TX also compels us to consider the application of behavioral intelligence and technology to analyze, understand and influence human behavior at scale. The idea is to tap into what motivates people to increase productivity.
Together, these four elements, fed intravenously by petabytes and petabytes of data, will allow savvy product managers and marketers to fulfill their prime directives, which is to deliver, as if by magic, new services, products or experiences that their organizations can use to excavate new channels, new bays, and new waves of revenue.
It’s a given that smart companies have undergone or are attempting to undergo a digital transformation. That is no longer a competitive differentiator. The real differentiator is the company that can scale its innovative capacities through the use of enabling technologies such as no-code development and AI, allowing it to provide the immersive TX customers now demand.
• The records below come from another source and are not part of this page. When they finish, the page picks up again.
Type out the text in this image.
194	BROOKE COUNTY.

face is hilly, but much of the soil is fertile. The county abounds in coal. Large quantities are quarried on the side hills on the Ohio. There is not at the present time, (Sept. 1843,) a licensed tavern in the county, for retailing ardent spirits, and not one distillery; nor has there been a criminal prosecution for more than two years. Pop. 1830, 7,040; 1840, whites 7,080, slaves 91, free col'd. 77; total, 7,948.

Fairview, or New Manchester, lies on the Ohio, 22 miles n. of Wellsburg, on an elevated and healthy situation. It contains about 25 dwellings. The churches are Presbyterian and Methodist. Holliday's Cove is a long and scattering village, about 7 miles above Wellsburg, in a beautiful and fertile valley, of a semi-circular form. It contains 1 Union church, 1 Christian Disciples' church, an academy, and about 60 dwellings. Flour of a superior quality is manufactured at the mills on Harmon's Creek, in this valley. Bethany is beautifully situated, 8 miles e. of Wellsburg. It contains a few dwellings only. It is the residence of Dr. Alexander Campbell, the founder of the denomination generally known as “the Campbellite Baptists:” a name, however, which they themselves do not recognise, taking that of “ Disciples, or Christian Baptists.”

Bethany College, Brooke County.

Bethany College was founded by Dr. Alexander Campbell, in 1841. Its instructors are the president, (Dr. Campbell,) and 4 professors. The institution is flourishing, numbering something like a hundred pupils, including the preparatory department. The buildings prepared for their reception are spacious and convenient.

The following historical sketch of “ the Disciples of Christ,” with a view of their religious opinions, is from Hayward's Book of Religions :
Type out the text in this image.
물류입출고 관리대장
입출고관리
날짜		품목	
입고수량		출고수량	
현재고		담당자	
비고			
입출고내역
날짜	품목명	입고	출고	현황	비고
There will be no return to the era before the pandemic. It has scalded in the collective unconscious the precariousness of our social norms and our wealth, and has led not just to a flight from cities and a withdrawal from the traditional workforce, but to a wholesale reevaluation of relationships with brands, political structures, and the way we spend our time (with friends, family and colleagues).
Economic winners will be those who are able to meet the expectations of their customers, employees and other stakeholders with alacrity.